Many Anaheim residents have been frustrated by the lack of transparency surrounding the negotiations after O’Neil, at the March 19 meeting, moved to nix the regularly scheduled updates at Council meetings.

“We are embarking down a road of a very sensitive negotiation and this is not something that I believe should be played out in the public eye. And I trust our City Manager (Zapata) to report to us when there’s relevant information that warrants discussion and I stand behind my motion,” O’Neil said at the March meeting.

Before Sidhu’s June 4 move to create a negotiation team, Zapata said he, along with Fabela and a couple other city staff members met with Angels President John Carpino and other Angels executives May 20th and the team has hired more consultants to “help them with their architectural review, their financial review and their engineering review.”

Zapata also said the Angels told him the team is looking to stay in Anaheim rather than move to Long Beach.

“We started talking about the elephant in the room. The elephant in the room being another city in another county attempting to woo them. And we all know who that is,” Zapata said. “The response we got from Angels President Carpino is exactly this: Anaheim is their focus.”

It’s also time for the city to begin mapping out negotiation parameters, Zapata said.

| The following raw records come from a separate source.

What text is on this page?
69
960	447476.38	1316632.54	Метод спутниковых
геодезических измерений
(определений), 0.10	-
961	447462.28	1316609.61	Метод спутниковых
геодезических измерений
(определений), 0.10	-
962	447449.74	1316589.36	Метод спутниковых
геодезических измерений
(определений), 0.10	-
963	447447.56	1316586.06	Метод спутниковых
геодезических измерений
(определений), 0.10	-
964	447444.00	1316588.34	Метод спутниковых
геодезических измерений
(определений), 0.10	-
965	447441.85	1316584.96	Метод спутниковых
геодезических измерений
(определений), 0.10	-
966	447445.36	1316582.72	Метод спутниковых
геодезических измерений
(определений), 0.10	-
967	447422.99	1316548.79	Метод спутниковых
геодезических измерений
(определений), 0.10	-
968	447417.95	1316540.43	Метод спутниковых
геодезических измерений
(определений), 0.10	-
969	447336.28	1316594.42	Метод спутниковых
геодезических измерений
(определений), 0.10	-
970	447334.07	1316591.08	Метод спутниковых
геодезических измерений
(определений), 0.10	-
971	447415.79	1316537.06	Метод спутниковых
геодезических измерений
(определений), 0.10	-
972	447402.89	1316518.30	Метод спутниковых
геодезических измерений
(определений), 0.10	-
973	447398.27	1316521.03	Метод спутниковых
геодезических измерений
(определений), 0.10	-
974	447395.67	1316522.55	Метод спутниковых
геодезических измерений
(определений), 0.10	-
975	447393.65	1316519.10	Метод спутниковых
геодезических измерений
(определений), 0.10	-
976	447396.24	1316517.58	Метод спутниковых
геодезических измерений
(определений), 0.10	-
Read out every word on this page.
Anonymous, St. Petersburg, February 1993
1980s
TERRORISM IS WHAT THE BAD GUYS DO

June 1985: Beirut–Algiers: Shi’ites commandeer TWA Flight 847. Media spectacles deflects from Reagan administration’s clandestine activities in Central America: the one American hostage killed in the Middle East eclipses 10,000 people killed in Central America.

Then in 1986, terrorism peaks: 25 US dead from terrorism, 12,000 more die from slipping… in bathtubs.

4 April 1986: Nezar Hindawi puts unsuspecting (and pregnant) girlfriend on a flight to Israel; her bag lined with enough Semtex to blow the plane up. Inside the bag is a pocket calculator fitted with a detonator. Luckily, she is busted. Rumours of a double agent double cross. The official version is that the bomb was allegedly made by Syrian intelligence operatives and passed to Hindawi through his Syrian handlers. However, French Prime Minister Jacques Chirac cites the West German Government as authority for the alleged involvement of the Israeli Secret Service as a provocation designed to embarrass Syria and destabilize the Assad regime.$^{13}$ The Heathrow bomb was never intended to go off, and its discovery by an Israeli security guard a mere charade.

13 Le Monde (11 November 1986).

“It’s a little past early (in stages of negotiations) now. So it’s time, it’s really time for the city to start to put its negotiation team and strategies together,” Zapata said.

Experts on public stadium deals previously told Voice of OC that Anaheim should focus on getting bigger slices of the revenue streams coming out of the ballpark, like ticket sales, advertising and food sales.

According to a five-year expenditure and revenue report on the stadium provided by Anaheim from 2013 to 2018, the highest amount in ticket revenue the city received was $1.26 million in the fiscal year 2014-2015. It was the only time during the report’s five years the city made over $1 million on ticket revenue. The lease stipulates the Angels have to sell 2.6 million tickets in a year before the city starts getting $2 per ticket sold.

The city gets 25 percent of revenue above $2 million generated by other events, like monster truck and motocross shows. The highest amount Anaheim received from other events during the five-year period was $444,000 in fiscal year 2017-2018.

But Anaheim puts, on average, $600,000 back into the stadium annually under the current lease.

At a news conference in February, Angels owner Arte Moreno said he wants Anaheim to help pay for ballpark upgrades before he commits the Angels to stay past 2020, according to an OC Register article.   

To pay for stadium upgrades, city officials, including Sidhu, are banking on increased revenue from developments around the stadium in the area known as the Platinum Triangle, which encompasses land around Angel Stadium and the Honda Center.

In a May 24 op-ed published by the OC Register, Sidhu said the team may be looking to build a new stadium and said new Platinum Triangle developments would pay for it.

“In Anaheim, development of restaurants, shops or even a hotel or offices could be the primary way to fund improvements to the Big A or even a new stadium,” Sidhu wrote.

Similar to what city officials say is an indication of development happening in the Platinum Triangle, Sidhu pointed to a brewery that opened across the street from the stadium.  

“Just a few years ago, the site housed a 1970s-era warehouse that generated little in the way of property tax revenue for the city. With Golden Road (brewery), we now see additional property tax from the site plus sales tax revenue we never had before,” Sidhu wrote. “It is part of a larger trend. Since 2009, redevelopment in the Platinum Triangle has doubled our sales tax revenue in the area to about $8 million.”

Some apartments also were constructed near the stadium parking lot, known as the Stadium Lofts.

After forming the negotiation team, Sidhu didn’t lay out any type of negotiation parameters the city is going to use.

“We go into this with one goal. An agreement that is good for our residents first and that also works for the team. This is an important issue for our community and I want everyone to know that we are moving forward,” Sidhu said.